Meu querido Extraterrestre, parece que os países nos repetem, em transes hirtos, petrificados, manchados de horror e de sangue e na trama do seu imenso calvário, tremendo, inenarrável, que se apaga no choro e nos gritos silenciados das mães, a história dos homens, essa mesma história que se conta igual a si mesma desde tempos imemoriais. Porque pouco significam os bens materiais para a felicidade dos povos, quando as virtudes da justiça, da equidade, da magnanimidade, da temperança, da verdade e da paz os não acompanham.

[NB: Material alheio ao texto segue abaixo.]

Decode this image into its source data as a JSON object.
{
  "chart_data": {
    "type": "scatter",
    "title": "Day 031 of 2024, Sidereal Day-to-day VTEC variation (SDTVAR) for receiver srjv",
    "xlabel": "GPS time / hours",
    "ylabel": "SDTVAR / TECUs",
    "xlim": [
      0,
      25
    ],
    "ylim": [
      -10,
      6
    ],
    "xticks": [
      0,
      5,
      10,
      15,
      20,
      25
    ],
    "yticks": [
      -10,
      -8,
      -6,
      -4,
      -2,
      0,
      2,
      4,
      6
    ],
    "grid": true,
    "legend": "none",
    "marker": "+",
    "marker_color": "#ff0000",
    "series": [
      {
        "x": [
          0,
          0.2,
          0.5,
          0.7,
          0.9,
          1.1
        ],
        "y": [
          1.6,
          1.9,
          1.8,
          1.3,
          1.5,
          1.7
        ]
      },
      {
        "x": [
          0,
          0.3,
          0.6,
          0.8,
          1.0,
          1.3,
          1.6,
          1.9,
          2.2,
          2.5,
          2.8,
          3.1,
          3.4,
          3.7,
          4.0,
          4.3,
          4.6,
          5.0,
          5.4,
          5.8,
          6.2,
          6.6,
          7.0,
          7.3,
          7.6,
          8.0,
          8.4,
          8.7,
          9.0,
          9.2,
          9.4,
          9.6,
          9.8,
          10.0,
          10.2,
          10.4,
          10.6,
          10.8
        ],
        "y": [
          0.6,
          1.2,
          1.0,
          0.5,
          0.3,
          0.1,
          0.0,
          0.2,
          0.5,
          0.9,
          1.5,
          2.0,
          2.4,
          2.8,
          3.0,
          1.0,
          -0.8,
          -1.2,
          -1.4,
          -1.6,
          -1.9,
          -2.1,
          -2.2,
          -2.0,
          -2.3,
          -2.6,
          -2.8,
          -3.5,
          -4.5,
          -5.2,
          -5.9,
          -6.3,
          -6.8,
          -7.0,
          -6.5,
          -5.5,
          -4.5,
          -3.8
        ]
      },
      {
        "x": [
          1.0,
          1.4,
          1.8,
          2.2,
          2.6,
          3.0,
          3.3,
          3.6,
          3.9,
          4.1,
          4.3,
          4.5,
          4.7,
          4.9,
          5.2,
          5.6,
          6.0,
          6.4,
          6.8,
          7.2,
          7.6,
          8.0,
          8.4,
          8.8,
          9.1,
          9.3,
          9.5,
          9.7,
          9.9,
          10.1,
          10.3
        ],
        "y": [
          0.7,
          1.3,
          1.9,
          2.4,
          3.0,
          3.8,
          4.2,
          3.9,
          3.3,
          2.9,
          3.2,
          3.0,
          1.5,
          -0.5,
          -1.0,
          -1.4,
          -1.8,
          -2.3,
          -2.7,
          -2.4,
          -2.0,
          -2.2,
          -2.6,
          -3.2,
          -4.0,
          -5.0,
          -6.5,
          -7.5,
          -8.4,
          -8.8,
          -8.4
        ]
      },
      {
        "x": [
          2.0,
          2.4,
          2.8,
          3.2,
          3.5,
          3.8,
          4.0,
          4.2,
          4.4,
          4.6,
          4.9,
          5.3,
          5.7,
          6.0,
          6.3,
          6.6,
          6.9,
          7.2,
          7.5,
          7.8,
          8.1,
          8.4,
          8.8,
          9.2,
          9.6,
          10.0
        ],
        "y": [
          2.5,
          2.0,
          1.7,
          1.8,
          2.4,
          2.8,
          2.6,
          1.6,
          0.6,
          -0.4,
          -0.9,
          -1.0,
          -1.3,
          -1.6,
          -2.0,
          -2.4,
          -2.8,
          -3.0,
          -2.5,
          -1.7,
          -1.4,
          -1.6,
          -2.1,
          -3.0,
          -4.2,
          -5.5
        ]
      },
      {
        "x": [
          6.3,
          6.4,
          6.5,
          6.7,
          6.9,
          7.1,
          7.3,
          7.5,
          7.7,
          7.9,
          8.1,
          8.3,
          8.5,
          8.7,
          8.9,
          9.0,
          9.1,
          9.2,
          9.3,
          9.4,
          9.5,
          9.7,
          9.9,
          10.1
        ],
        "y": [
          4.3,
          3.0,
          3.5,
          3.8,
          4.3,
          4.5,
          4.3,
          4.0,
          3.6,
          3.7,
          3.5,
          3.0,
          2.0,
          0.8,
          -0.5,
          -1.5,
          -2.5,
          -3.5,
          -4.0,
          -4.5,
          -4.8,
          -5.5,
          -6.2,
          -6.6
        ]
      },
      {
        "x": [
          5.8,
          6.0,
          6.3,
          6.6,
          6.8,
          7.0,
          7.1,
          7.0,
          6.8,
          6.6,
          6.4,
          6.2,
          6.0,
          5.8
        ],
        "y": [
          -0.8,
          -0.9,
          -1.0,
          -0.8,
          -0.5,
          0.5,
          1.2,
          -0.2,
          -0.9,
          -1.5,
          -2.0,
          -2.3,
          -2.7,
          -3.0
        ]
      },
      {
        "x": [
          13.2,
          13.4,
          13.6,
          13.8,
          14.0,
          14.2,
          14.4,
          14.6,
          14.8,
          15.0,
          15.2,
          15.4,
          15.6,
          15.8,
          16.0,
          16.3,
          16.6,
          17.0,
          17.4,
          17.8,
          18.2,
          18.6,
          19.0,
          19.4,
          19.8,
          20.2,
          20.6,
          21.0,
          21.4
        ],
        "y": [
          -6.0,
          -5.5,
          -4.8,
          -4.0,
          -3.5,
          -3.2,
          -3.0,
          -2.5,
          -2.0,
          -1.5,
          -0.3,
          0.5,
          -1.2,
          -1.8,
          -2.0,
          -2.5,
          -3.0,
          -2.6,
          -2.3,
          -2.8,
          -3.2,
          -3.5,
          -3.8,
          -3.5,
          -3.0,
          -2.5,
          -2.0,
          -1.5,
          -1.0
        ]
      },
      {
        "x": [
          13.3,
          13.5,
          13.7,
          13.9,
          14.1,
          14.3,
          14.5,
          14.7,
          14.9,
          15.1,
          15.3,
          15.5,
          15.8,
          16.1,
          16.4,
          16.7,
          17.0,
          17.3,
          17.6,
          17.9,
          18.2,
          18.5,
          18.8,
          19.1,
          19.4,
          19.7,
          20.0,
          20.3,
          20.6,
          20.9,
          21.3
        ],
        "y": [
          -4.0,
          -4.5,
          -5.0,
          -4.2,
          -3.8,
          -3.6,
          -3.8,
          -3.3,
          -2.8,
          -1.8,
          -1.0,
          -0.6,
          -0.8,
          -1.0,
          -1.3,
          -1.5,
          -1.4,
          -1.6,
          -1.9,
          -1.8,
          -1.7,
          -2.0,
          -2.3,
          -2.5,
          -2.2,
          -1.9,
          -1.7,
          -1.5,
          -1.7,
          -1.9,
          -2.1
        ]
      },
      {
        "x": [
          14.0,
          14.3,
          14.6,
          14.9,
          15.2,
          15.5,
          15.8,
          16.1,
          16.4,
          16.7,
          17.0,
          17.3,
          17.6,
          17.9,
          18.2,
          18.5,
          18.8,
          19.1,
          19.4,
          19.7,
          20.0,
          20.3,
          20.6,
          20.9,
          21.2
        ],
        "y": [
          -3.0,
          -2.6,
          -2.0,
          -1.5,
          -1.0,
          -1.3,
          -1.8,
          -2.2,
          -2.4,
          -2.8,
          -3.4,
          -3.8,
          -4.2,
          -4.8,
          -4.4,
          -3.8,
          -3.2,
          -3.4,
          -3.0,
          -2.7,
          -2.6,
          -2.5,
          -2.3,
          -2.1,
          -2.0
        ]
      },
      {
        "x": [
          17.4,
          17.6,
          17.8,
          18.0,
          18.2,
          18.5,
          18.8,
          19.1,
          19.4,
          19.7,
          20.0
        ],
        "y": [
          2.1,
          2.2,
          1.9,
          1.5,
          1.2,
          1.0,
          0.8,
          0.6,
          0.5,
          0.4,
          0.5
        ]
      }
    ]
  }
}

Alguns de nós, os que conseguem crer num Deus já estabelecido ou fazer nascer uma nova fé num credo ainda por inventar, esses conseguem segurar-se nos pés e andar de olhos abertos sobre a Terra, por um milagre, por uma coincidência mágica e luminosa ou por uma improbabilidade do equilíbrio, que os deixa de pé, no meio da violência do movimento das galáxias, das estrelas que nascem e morrem e que se devoram umas às outras, mas aos outros, os sem fé e a quem os factos torpedeiam como rajadas de bolas em fogo, a toda a hora, esses lutam por aterrar neste planeta como um alienígena para quem a atmosfera terrestre seja o equivalente ao enxofre.

Não chegam sequer a ser exilados, desterrados. 

Logo à partida, tudo lhes é estrangeiro.